Another key will not be turning the ball over and giving the Warriors a short field or any field to work with. Despite ranking 111th out of 119 for time of possession Hawaii leads the nation with 32 touchdown drives of five plays or less and has scored 24 touchdowns in two minutes or less.
"It is going to be a great challenge for us, but I am happy to get to pass rush the whole game if they throw 90-percent of the game," defensive tackle Ben Siegert said. "Maybe we can get some sacks. It will be a great challenge for us to see what we are made of."
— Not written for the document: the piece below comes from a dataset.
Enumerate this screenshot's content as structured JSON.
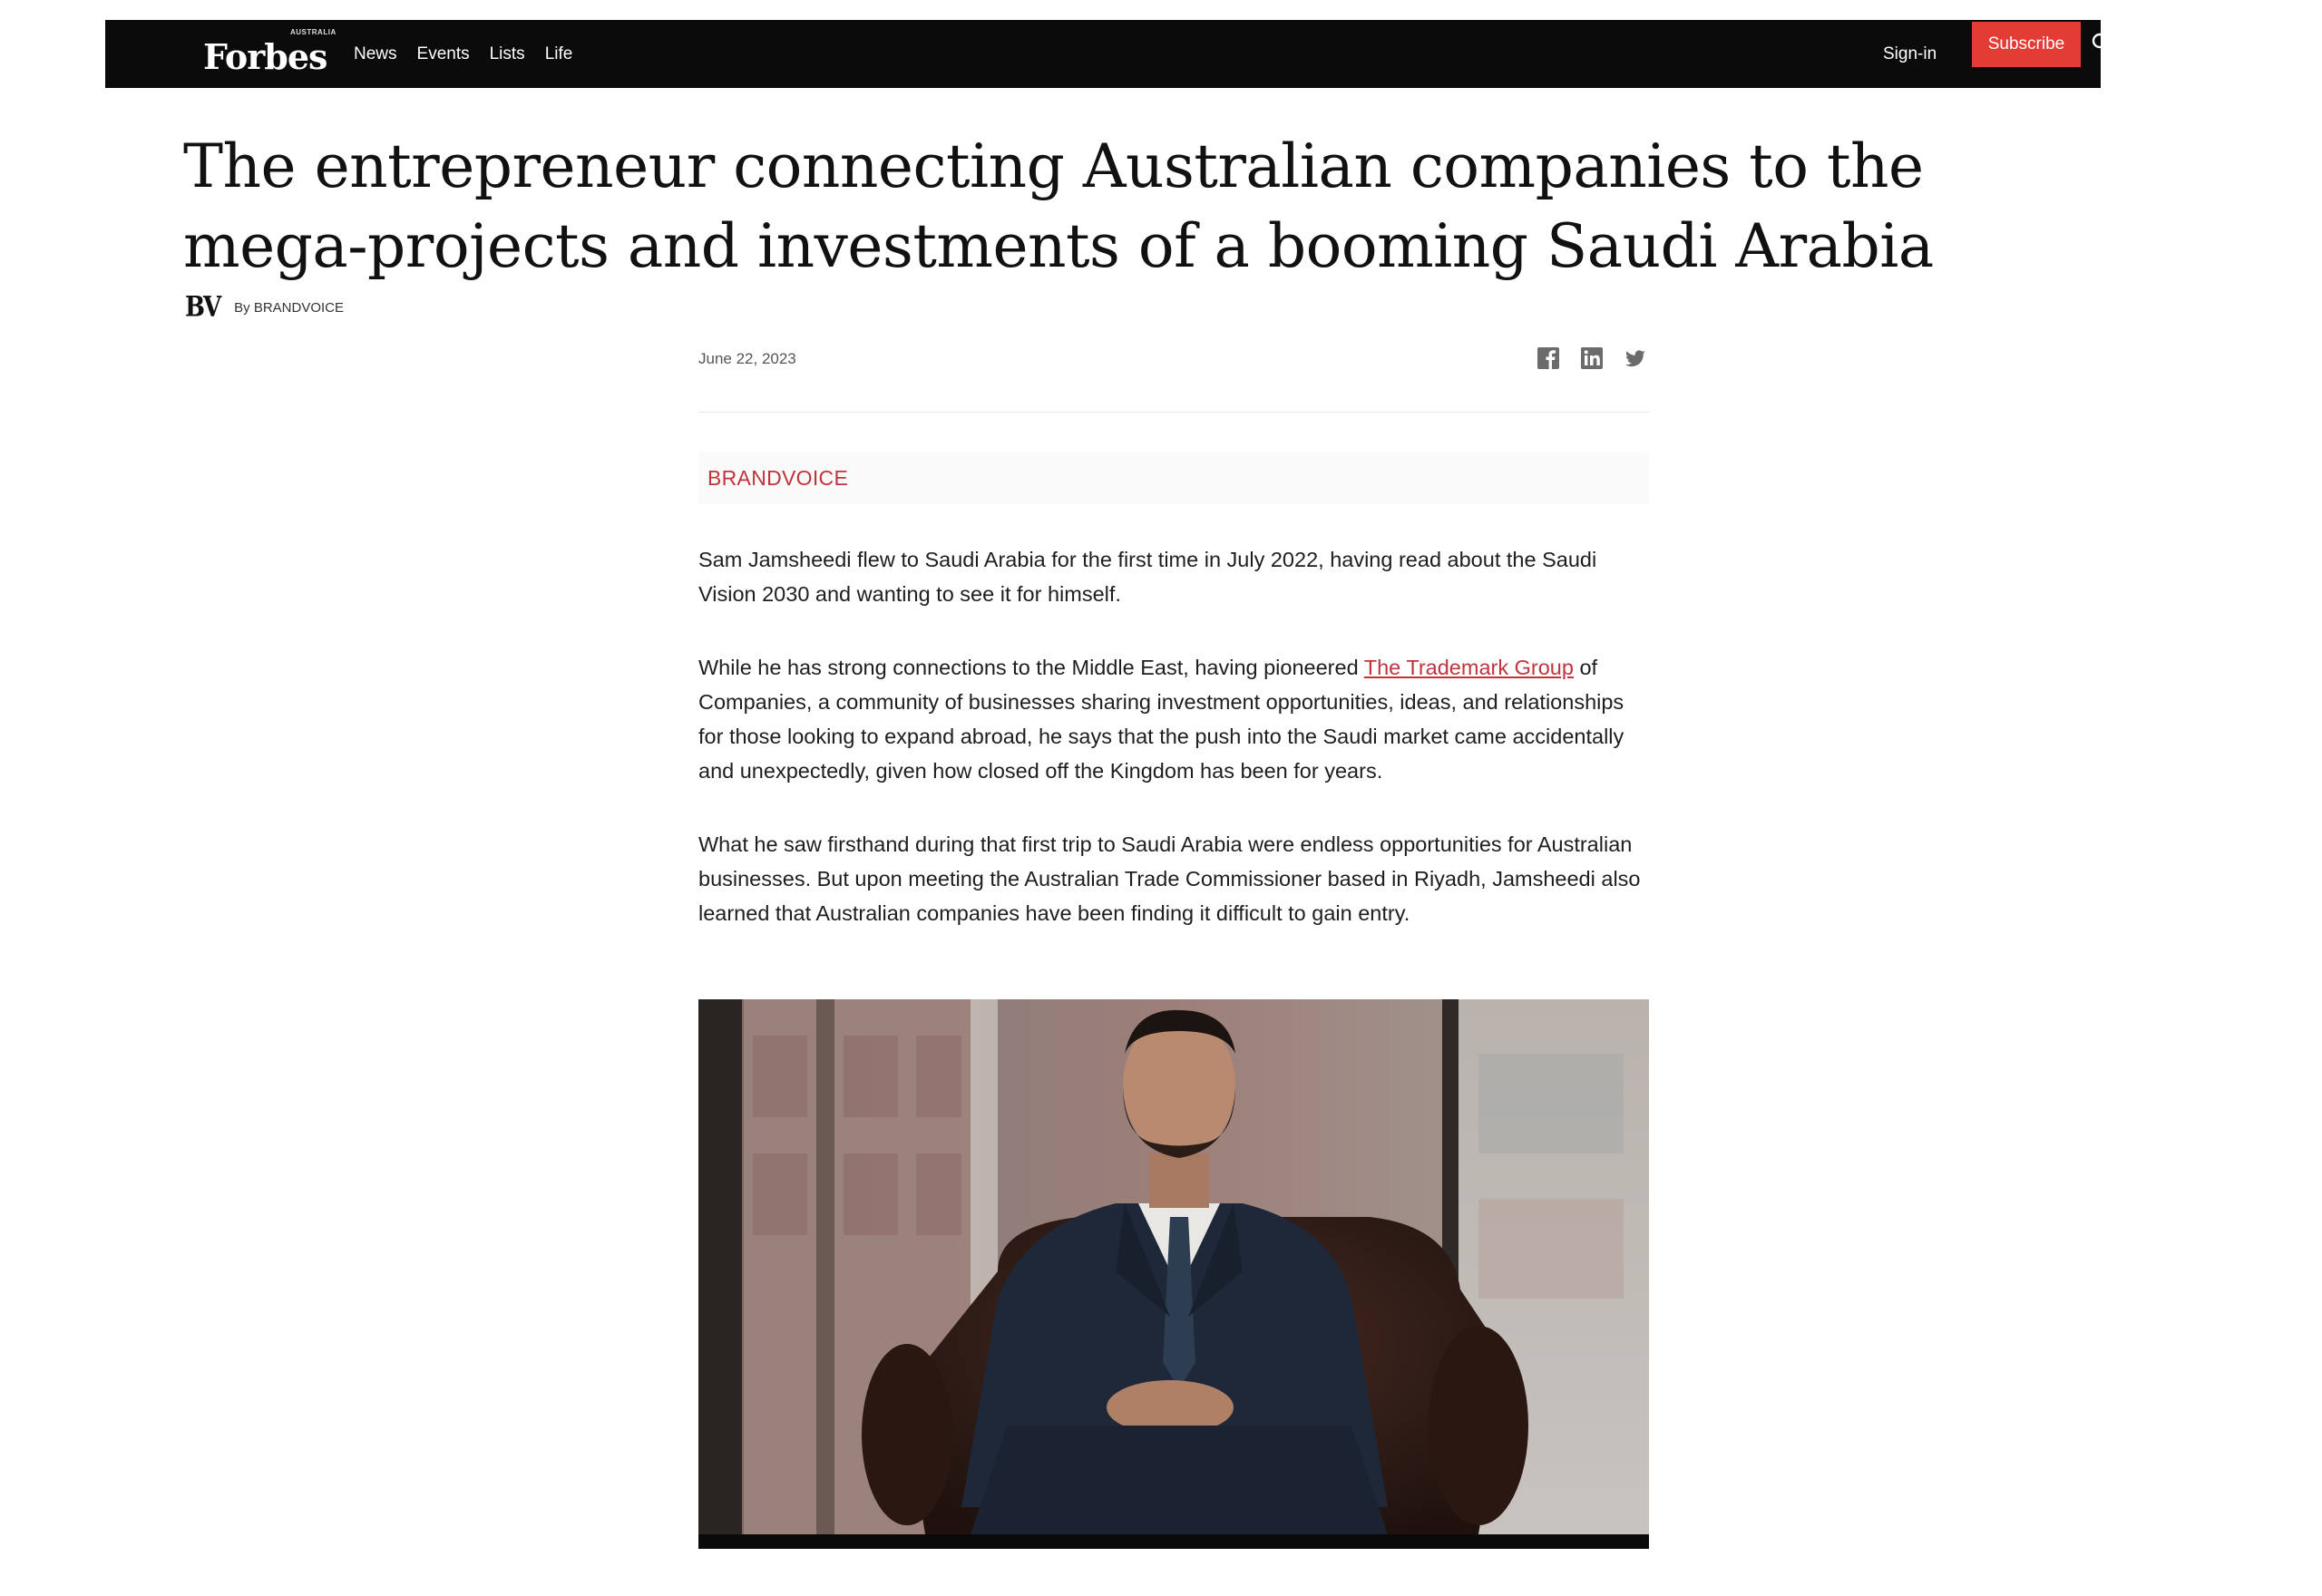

The Orange and Black defense has been outstanding ranking eighth in the nation in sacks per game at 3.2 and ninth in the nation in total tackles for loss at 7.5 per game. In its victories, OSU is plus-12 for turnover margin.
In it for the long haul
The Oregon State Beavers suited up on opening day Thursday, Aug. 31 and they will strap on their helmets for the end of the regular college football season Saturday, Dec. 2. In fact, the Beavers are just one of six schools that will be playing on the first and last days of the 2006 collegiate football year.
The 13-game regular season schedule has spanned five months, contained 11 consecutive weeks of football and accounted for over 36 hours of pigskin game time. A couple of weeks ago the physical demands of the longest schedule in school history started to take its toll on the players.
"We have so many players beat up right now. I know for myself I am pretty banged up," defensive tackle Ben Siegert said. "It is a long season, plus having that bye week early in the season, we didn't get that break that most teams get mid season.
"It is a great opportunity to have that many games to play, but it takes a toll on your body."
Many of the team's star players, including Pac-10 first team members Yvenson Bernard and Jeremy Perry are fighting through ankle and knee problems. But, with the help of trainer Barney Graff, the players are feeling better than they have in weeks.
"We are healthier now than we were mid-year," head coach Mike Riley said. "For a time there Jeremy Perry was hurt, Yvenson Bernard was hurt and Ruben Jackson was hurt. Those guys are playing now and they are probably feeling as good as they have for quiet some time.
"That's great from our team's vantage point and great for them individually because they are very, very important parts of what we do."
Quarterback Matt Moore is an important part of what the Beavers do and he has stayed fresh both mentally and physically this year, although he admits to feeling lethargic in practice due to the lengthy schedule.
"Mentally I am fine. That's not an issue," Moore said. "The physical part is guys just kind of get tired. You can feel it some days, you drag a little bit, but you just have to get back up and finish strong."
Finishing strong is just what Riley wants to do, but that could be a difficult task against the twenty fourth ranked team in the country. Riley doesn't know if we would schedule a 13-game season again. He says check back with him after the game.
"I will probably tell you Saturday night," Riley said. "Right now I am excited about it and I like the opportunity for our team."